Colorectal cancer (CRC) is a common cancer worldwide. In the United States, CRC is the third most common cancer and is the second leading cause of cancer death. In 2008 it is estimated that a total of 148,810 cases will be diagnosed and 49,960 people will die of CRC in USA. Screening for CRC is one effective way of detecting the cancer earlier and thus leading to better outcome and lives saved. It is estimated that effective CRC screening in USA could lead to 18,800 lives saved per year.

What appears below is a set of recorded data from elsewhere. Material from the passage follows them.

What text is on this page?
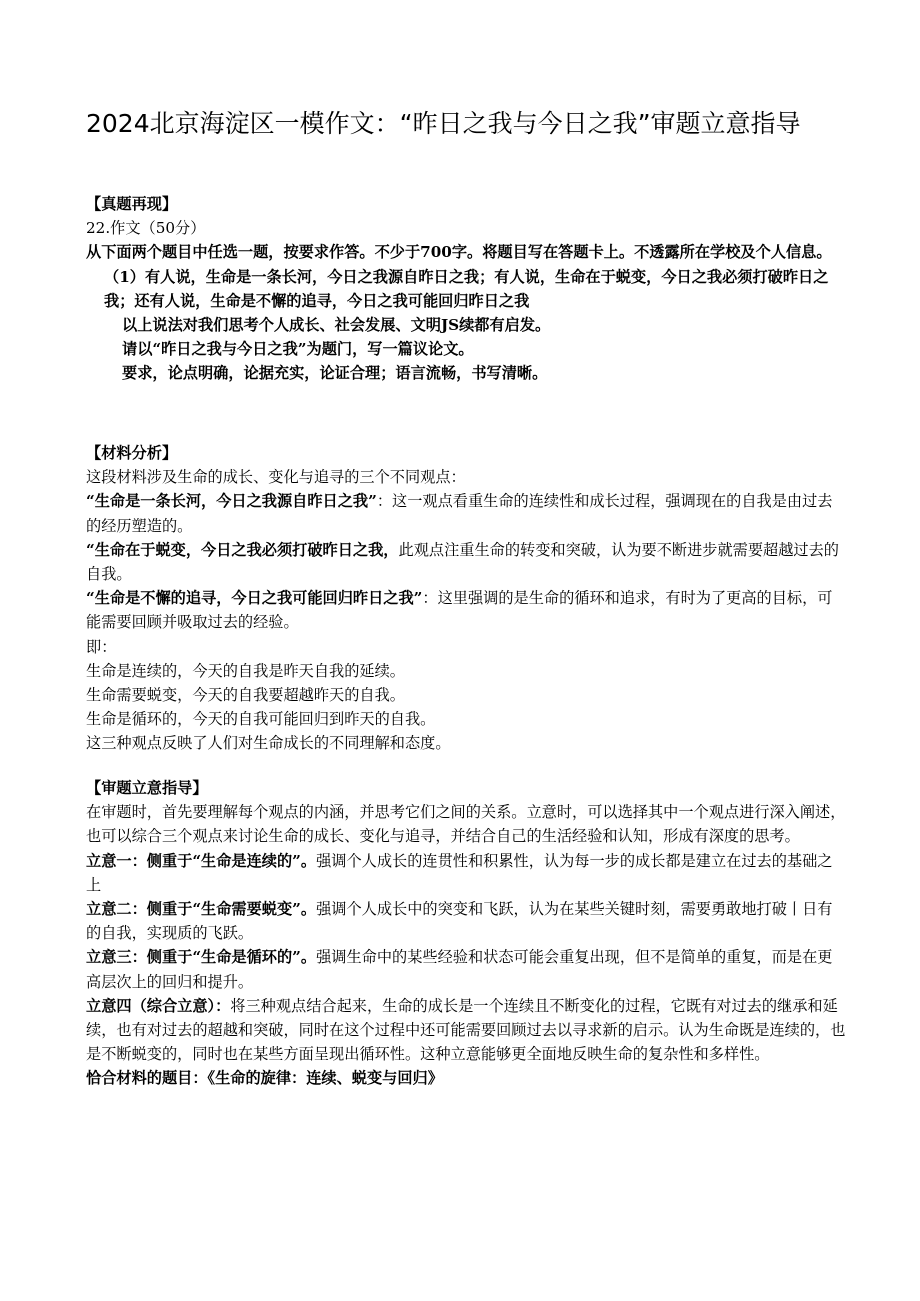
2024北京海淀区一模作文：“昨日之我与今日之我”审题立意指导

【真题再现】

22.作文（50分）

从下面两个题目中任选一题，按要求作答。不少于700字。将题目写在答题卡上。不透露所在学校及个人信息。

（1）有人说，生命是一条长河，今日之我源自昨日之我；有人说，生命在于蜕变，今日之我必须打破昨日之我；还有人说，生命是不懈的追寻，今日之我可能回归昨日之我

以上说法对我们思考个人成长、社会发展、文明JS续都有启发。

请以“昨日之我与今日之我”为题门，写一篇议论文。

要求，论点明确，论据充实，论证合理；语言流畅，书写清晰。

【材料分析】

这段材料涉及生命的成长、变化与追寻的三个不同观点：

“生命是一条长河，今日之我源自昨日之我”：这一观点看重生命的连续性和成长过程，强调现在的自我是由过去的经历塑造的。

“生命在于蜕变，今日之我必须打破昨日之我，此观点注重生命的转变和突破，认为要不断进步就需要超越过去的自我。

“生命是不懈的追寻，今日之我可能回归昨日之我”：这里强调的是生命的循环和追求，有时为了更高的目标，可能需要回顾并吸取过去的经验。

即：

生命是连续的，今天的自我是昨天自我的延续。

生命需要蜕变，今天的自我要超越昨天的自我。

生命是循环的，今天的自我可能回归到昨天的自我。

这三种观点反映了人们对生命成长的不同理解和态度。

【审题立意指导】

在审题时，首先要理解每个观点的内涵，并思考它们之间的关系。立意时，可以选择其中一个观点进行深入阐述，也可以综合三个观点来讨论生命的成长、变化与追寻，并结合自己的生活经验和认知，形成有深度的思考。

立意一：侧重于“生命是连续的”。强调个人成长的连贯性和积累性，认为每一步的成长都是建立在过去的基础之上

立意二：侧重于“生命需要蜕变”。强调个人成长中的突变和飞跃，认为在某些关键时刻，需要勇敢地打破丨日有的自我，实现质的飞跃。

立意三：侧重于“生命是循环的”。强调生命中的某些经验和状态可能会重复出现，但不是简单的重复，而是在更高层次上的回归和提升。

立意四（综合立意）：将三种观点结合起来，生命的成长是一个连续且不断变化的过程，它既有对过去的继承和延续，也有对过去的超越和突破，同时在这个过程中还可能需要回顾过去以寻求新的启示。认为生命既是连续的，也是不断蜕变的，同时也在某些方面呈现出循环性。这种立意能够更全面地反映生命的复杂性和多样性。

恰合材料的题目：《生命的旋律：连续、蜕变与回归》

The US Preventive Services Task Force (USPSTF) recently updated its recommendations on CRC screening. The USPSTF has now stated that screening should start at 50 years of age and stop at 75 for individuals who have a consistent history of negative screening results. (More than 80% of CRC cases occur in patients older than 55.) In addition, screening should stop in all adults older than 85 years. It also recommends that the screening methods should be performed with high-sensitivity faecal occult blood testing (HS-FOBT), sigmoidoscopy with FOBT and colonoscopy. The USPSTF recommends that screening should be done with HS-FOBT annually or sigmoidoscopy every 5 years with HS-FOBT every 3 years or screening colonoscopy every 10 years. (HS-FOBT refers to the high-sensitivity guaiac testing or the faecal immunochemical test. All patients with positive HS-FOBT require a subsequent colonoscopy.) The lead author of the USPSTF recommendations stated that “Life years saved is just about the same for the 3 different approaches to screening. You can choose from these 3”. The USPSTF is also not recommending CT colonography (CTC) and faecal DNA testing as screening tools. The arguments against CTC include the following. (1) Uncertainties about radiation risk and CTC, especially with repeated screenings over time. The risk of radiation exposure leading to the development of cancer has been estimated as 1 per 1000. (2) Somewhere between 1 in 3 to 1 in 8 patients who undergo CTC will need subsequent colonoscopy to confirm, refute or treat the underlying problem. (3) Up to 16% of patients will need additional testing for follow-up of incidental findings outside the colon; the implications of these findings are still not clear. (Performing CTC can also lead to colonic perforation. The incidence of perforation is estimated to be 0.9 to 6 per 10, 000 studies. This compares with 3.8 perforations per 10,000 colonoscopies.)
In USA, there is another learned body called the American Cancer Society-US Multi-Society Task Force (ACS-MSTF) which issues recommendations on CRC screening as well. (The ACS-MSTF is commissioned by the American Cancer Society and issued jointly by professional societies representing gastroenterology and radiology.) The ACS-MSTF recommends both CTC and faecal DNA testing as screening tools. However, it did not recommend a specific age for cessation of CRC screening.
For the public, the differences in the recommendations from both task forces can lead to confusion and angst. To help with the situation, I think it is important for Joe Public to bear in mind the following points. (1) CRC screening has been proven to save lives. (2) The gold standard for CRC screening is still colonoscopy and FOBT. (3) Colonoscopy is both diagnostic and therapeutic. (4) Screening colonoscopy should start at 50 and, for those with negative screening, subsequent screening colonoscopy is to be performed at 10 year intervals.